AĞUSTOSBÖCEĞİNİN SEKİZİNCİ GÜNÜ

 












KÜNYE

Kitap Adı: Ağustos Böceğinin Sekizinci Günü

Yazarı: Mitsuyo Kakuta

Basım: Doğan Kitap - 1.Baskı- 2017

Sayfa:  303

Tür:  Roman


İNCELEME:

Ağustos Böceğinin Sekizinci Günü, bir yandan Japon kültürünü yakından tanımanıza fırsat verirken bir yandan da annelik, fedakârlık, cinsiyetçilik, toplumda kadına bakış, sevgi, aşk, ilişkiler gibi kavramları sorgulamanızı sağlayacak bir roman. Ana tema annelik. Annelik duygusunu yaşamak için illa biyolojik bağ gerekli midir? Biyolojik anne olmak annelik duygusunun hakkını vermek için yeterli midir?

Kiwako Nonomiya evli sevgilisinden hamile kalır ve bebeğini aldırmak zorunda bırakılır. Sonrasında bir daha hamile kalamayacağını öğrenir ve akabinde yaşananlar onu sevgilisinin karısından olan bebeğini kaçırmaya iter. Kaçırıp adını değiştirdiği (Erina - Kaoru) bebekle Japonya’nın farklı kentlerinde ayakta durmaya çalışır. En sonunda tüm parasını bağışlayarak bir tür tarikat evi olan ‘Melekler Evi’ne sığınır ve uzun süre orada yaşarlar. Kiwako annelik duygusunu büyüttüğü bu kız bebek ile yaşar. Tüm parasını ve özgürlüğünü, bu bebek ile yeşerttiği annelik duygusunu bir gün daha fazla yaşamak uğruna harcar.

Çevre halkı ise bu tarikat evinden rahatsızdır. Kadınların orada zorla tutulduğuna inanan halkın şikâyeti ile soruşturma başlar. Polis baskını öncesi Kiwako, Kaoru’yu da alıp kaçar ve yaşam mücadelesi tekrar başlar. Ancak bir süre sonra yakalanır ve hapse atılır. Küçük kız ise gerçek ailesine teslim edilir.
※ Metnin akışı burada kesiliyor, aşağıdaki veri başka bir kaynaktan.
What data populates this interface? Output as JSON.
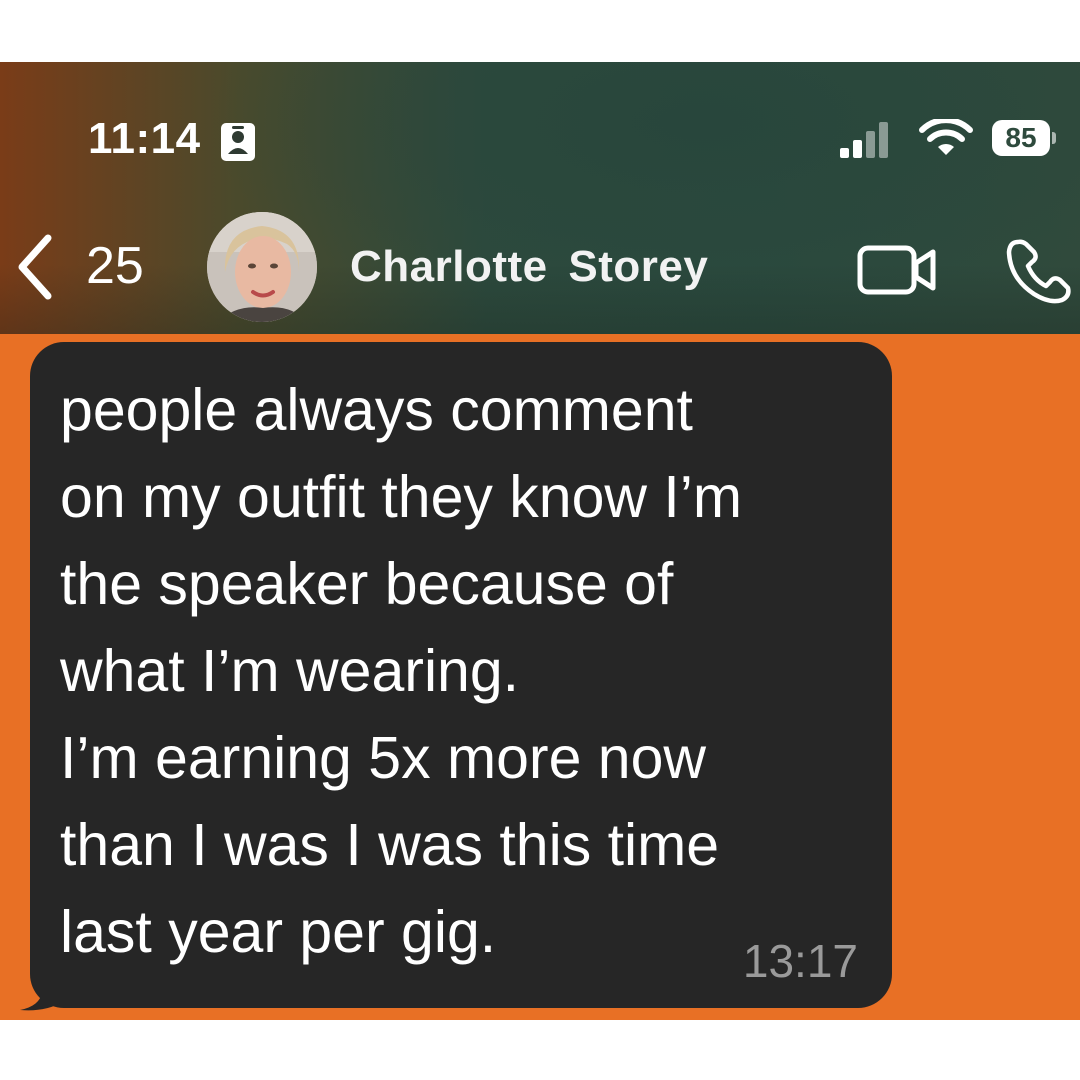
{
  "status_bar": {
    "time": "11:14",
    "battery": "85",
    "icons": [
      "id-badge-icon",
      "signal-icon",
      "wifi-icon",
      "battery-icon"
    ]
  },
  "header": {
    "back_count": "25",
    "contact_name": "Charlotte  Storey",
    "icons": [
      "chevron-left-icon",
      "avatar",
      "video-call-icon",
      "phone-call-icon"
    ]
  },
  "message": {
    "lines": [
      "people always comment",
      "on my outfit they know I’m",
      "the speaker because of",
      "what I’m wearing.",
      "I’m earning 5x more now",
      "than I was I was this time",
      "last year per gig."
    ],
    "timestamp": "13:17"
  },
  "colors": {
    "chat_background": "#e87025",
    "bubble": "#262626",
    "header": "#2d4a3d"
  }
}
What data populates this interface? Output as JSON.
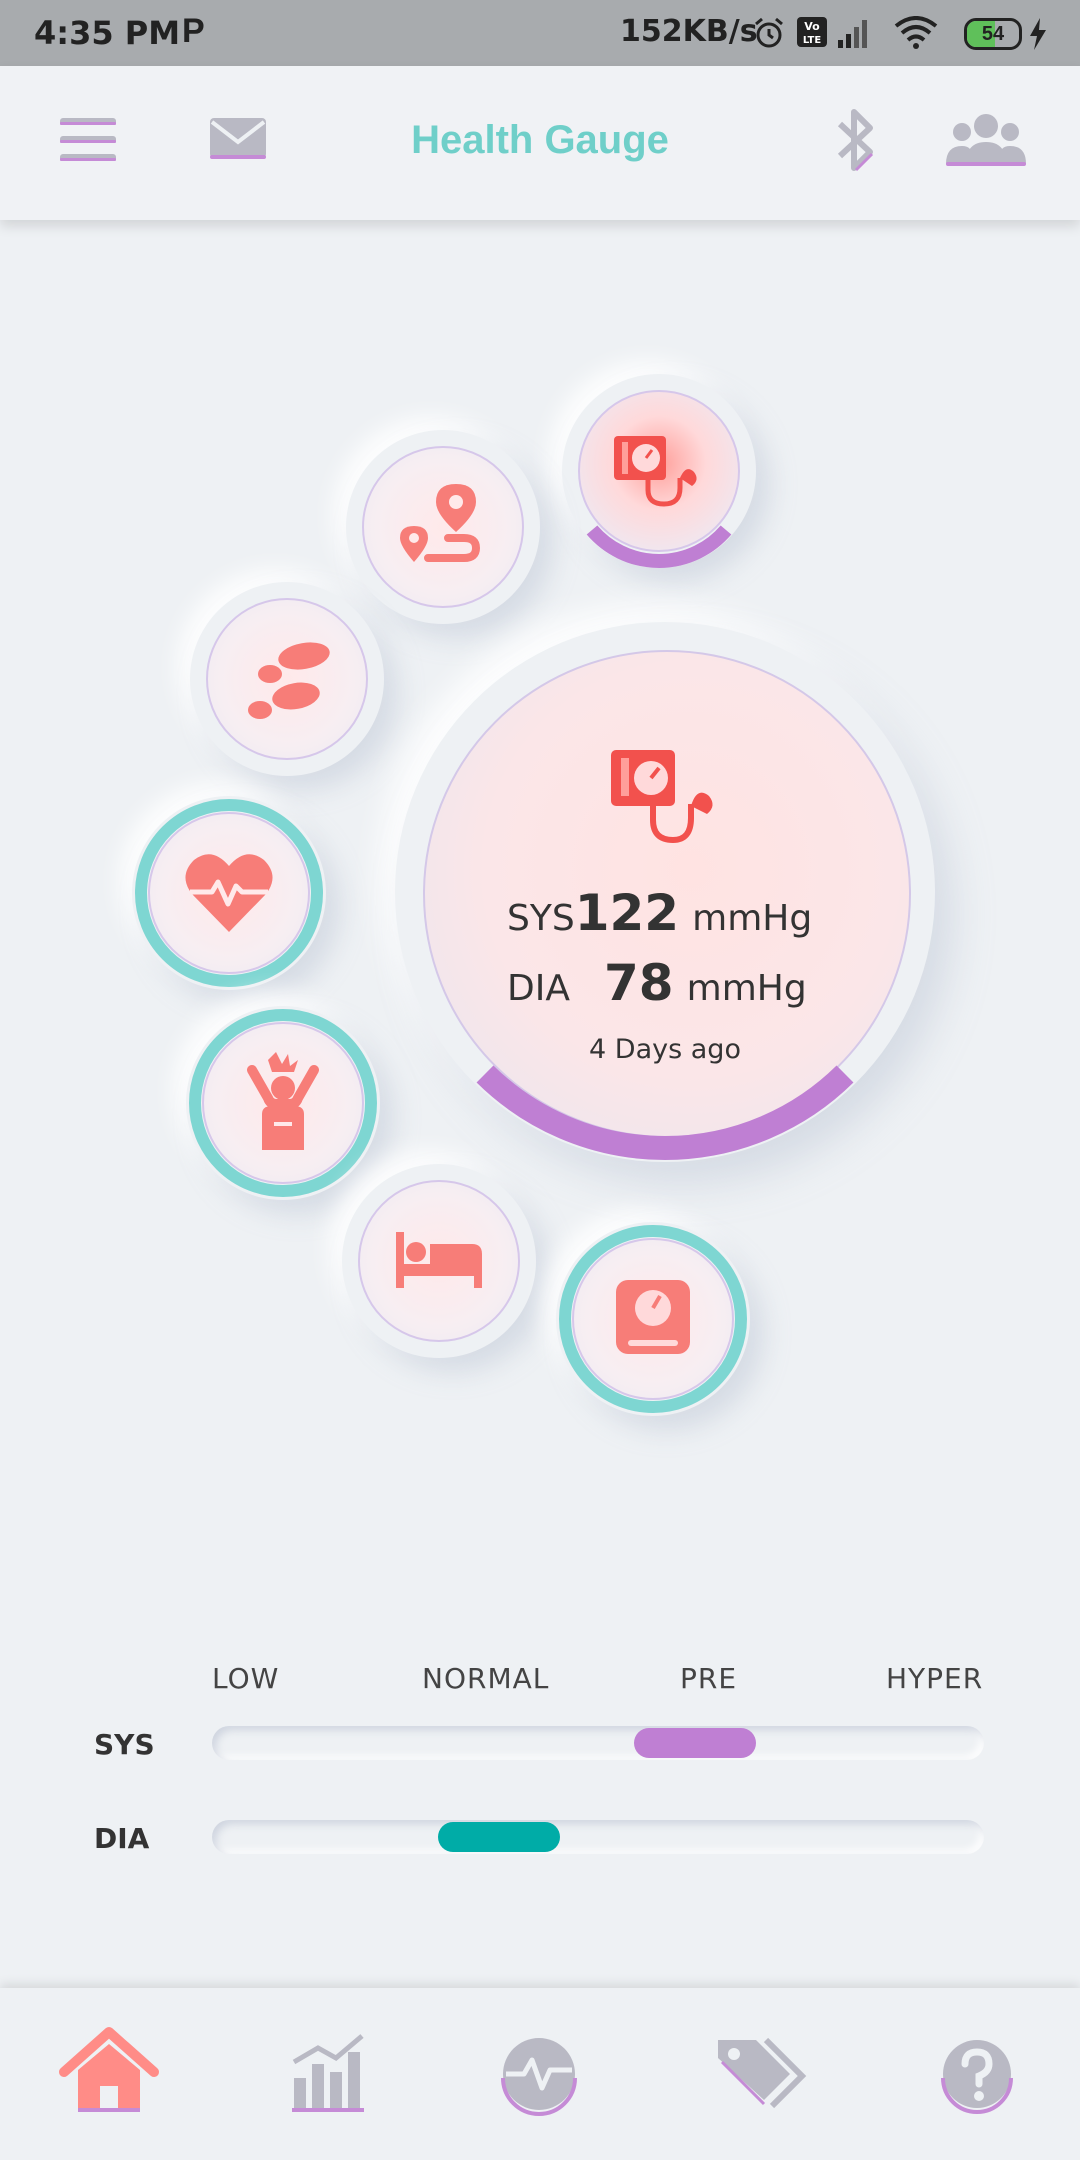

Gerçek annesi ile tekrar bir araya gelmesi işleri pek yoluna sokmaz. İlgili ve sevgi dolu bir anne figürü yanından ilgisiz, dağınık, bağ kuramayan bir anne figürü yanına geçiş ile travmatik süreçler başlar. Genç kız yaşadıklarını sorguladığı süreçlerden geçerek genç bir kadın olur. Kendini kaçıran kadının kaderi genç kadının da yazgısı olur.  Erina da evli sevgilisinden hamiledir ve sevgilisine bebeği söyleyemez. Genç kadın yaşadıklarını değerlendirerek bebeği ile ilgili kararını kendi verir.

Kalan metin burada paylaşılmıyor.